MARY BOTTARI: Tens of thousands have been inside of the Capitol peacefully, now going on over two weeks, in different stages. On Sunday, we had the largest rally in Madison’s history, perhaps the largest rally in U.S. labor history, outside of the Capitol. A hundred thousand to 125,000 people took to the streets. And there were no incidents reported. Protesters anticipated that on Monday morning at 8:00 the Wisconsin Capitol building would be open for business as it always has been, and some of them arrived early in the morning for various activities inside the Capitol — other citizens arrived for regular meetings inside the Capitol — to find the Capitol doors shut and a whole new array of procedures before they could get in. They had to call their legislator. They had to get escorted down. If their legislator didn’t want to see them, they never got into the Capitol building. This was extraordinary in Wisconsin history. We never had anything quite like that.

And after dozens of people were denied access, lawyers went into court and, on Tuesday morning at 9:30 in the morning, got a temporary restraining order opening the Capitol to the public. I stood outside in the freezing cold with a bunch of other people and a growing crowd, waiting to see if anyone would get in, and no one did. The Governor and his staff went back into court, trying to get that restraining order overturned. They wanted to make sure there would be no protesters in the building in advance of his 4:00 hearing. It was a tense standoff all day.

The Sheriff’s Department, the Dane County Sheriff Department, somewhere in the midst of all this, decided to quit the building, and the Sheriff did a press conference saying, “It is not my job to be a palace guard.” So, at 4:00, when the Governor did give his budget address, the Governor was still under a court order to open the building, and he defied that court order. He went ahead. He gave his budget address, while thousands and thousands of protesters outside chanted, “Let me in!” Those chants could be heard inside the chambers. It was a very dramatic day.

AMY GOODMAN: Mary Bottari, the fact is, the Governor first tried to give this State of the Budget address not in the State Capitol at all, isn’t that right?

MARY BOTTARI: That’s right. He picked a different location. Some friends of his in Big Business thought they might like to have the budget address right in their backyard. But he — at the end of the day, he decided to go into the Capitol building and the chambers there.

And once you heard the address, you understood why he was afraid of the citizenry. There are major, major budget cuts in this address — $1 billion for states and localities. The most often repeated refrain in the budget address was, “We’re going to give states — we’re going to take away a billion dollars from states and localities — I’m sorry, from localities and school districts. We’re going to take away $1 billion. But we’re also going to give them the tools to deal with this problem.” And he repeated that over and over, “the tools to deal with this problem.” Well, what are those tools? The tools are the removal of collective bargaining rights for teachers and other municipal and local workers. So, the Governor is basically suborning mayors and localities and school district heads to balance their own budget deficits to achieve cost savings in their own communities on the backs of workers.
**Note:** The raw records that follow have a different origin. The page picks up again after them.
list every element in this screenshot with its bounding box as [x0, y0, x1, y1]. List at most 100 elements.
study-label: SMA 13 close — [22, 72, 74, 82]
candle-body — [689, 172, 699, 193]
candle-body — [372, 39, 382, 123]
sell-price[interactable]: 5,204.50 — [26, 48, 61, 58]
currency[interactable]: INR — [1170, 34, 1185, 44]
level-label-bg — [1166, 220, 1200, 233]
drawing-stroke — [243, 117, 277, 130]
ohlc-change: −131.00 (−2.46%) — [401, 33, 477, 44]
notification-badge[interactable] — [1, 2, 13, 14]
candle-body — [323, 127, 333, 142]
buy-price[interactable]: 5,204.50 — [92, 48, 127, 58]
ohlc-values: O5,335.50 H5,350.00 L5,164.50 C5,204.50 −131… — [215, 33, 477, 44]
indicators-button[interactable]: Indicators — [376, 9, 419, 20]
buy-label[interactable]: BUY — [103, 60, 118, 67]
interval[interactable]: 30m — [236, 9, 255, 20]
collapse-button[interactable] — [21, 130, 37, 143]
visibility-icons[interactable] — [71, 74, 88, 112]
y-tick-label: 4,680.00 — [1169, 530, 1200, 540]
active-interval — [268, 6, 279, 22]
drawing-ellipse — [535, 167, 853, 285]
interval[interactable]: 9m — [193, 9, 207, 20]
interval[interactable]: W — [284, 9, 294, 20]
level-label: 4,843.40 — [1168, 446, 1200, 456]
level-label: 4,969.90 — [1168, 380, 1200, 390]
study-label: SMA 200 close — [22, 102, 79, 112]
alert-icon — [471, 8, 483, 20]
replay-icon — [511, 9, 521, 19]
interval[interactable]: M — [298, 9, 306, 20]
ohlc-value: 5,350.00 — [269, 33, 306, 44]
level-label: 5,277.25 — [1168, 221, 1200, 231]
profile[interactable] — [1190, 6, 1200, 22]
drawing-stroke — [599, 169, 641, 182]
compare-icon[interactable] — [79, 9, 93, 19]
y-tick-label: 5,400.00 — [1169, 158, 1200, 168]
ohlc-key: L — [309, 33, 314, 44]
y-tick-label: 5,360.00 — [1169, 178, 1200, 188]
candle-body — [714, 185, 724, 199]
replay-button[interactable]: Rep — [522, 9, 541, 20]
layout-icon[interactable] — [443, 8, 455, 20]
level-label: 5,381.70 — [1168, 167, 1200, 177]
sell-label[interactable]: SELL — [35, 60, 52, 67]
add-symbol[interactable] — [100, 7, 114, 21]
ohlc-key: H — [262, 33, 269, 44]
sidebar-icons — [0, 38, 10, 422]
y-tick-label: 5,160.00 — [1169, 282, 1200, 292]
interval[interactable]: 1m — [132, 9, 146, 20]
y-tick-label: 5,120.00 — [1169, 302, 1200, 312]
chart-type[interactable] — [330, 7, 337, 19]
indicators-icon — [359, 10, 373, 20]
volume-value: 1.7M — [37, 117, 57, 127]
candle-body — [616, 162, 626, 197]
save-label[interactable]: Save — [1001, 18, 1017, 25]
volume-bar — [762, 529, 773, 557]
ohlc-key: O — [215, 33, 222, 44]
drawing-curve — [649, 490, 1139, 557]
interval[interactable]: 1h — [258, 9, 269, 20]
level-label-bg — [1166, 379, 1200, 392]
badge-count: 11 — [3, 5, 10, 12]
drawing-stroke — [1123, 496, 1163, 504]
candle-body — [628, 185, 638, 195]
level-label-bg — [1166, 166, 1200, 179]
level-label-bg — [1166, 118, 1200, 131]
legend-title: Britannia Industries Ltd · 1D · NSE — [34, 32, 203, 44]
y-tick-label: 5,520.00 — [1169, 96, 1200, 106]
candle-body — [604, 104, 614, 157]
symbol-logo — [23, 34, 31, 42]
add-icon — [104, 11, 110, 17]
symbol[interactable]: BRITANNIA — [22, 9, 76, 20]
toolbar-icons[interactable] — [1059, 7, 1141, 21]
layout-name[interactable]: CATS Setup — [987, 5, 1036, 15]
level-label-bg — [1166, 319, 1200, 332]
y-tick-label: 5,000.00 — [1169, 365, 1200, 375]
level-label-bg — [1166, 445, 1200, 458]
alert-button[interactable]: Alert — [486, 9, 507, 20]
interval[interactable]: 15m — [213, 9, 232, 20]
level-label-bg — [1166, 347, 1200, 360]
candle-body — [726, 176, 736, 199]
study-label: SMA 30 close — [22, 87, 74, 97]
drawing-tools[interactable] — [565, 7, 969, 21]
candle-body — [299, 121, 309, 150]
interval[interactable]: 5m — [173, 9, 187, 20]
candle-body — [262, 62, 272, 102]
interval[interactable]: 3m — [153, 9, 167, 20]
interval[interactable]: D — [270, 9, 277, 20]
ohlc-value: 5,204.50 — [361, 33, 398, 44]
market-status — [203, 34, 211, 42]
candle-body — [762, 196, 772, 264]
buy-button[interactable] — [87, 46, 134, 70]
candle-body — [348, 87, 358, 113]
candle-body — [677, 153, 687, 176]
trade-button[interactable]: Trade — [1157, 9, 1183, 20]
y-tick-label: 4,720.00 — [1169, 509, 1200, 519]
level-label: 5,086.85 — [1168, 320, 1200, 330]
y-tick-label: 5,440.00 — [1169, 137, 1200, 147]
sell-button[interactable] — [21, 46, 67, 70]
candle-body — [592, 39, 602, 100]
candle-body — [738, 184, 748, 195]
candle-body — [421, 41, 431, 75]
AMY GOODMAN: Mary, very quickly, he has continually implored the entire Democratic state senator delegation to return from Illinois. Talk about the state of this. All 14 seats were empty. They are still out of state.
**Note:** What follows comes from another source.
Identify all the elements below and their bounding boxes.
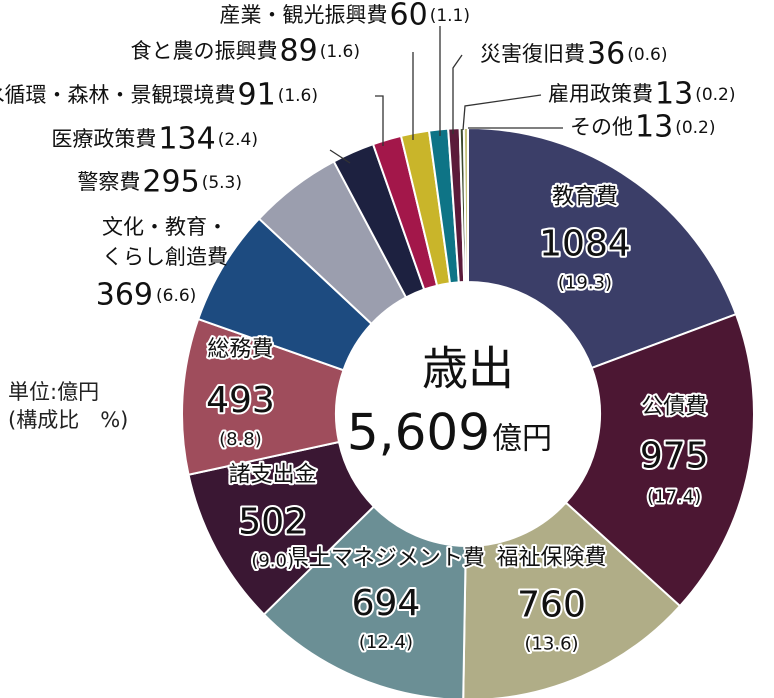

MARY BOTTARI: The state Democrats are still out of state. And this is very hard for them. They have children. They have grandchildren. It’s a tough situation. So we have to continue fighting on other fronts to advance this plan and work in cooperation, to the extent we can, with the 14 Democrats. When they return, if they return, they will be treated as heroes in this battle. And this battle will go on for a while, because now, in addition to the collective bargaining fight, we have all these specific cuts to Medicare, to BadgerCare — it will kick 70,000 people off the rolls of BadgerCare — to the school systems, to, you know, children and families. It’s a very dramatic budget with very dramatic cuts.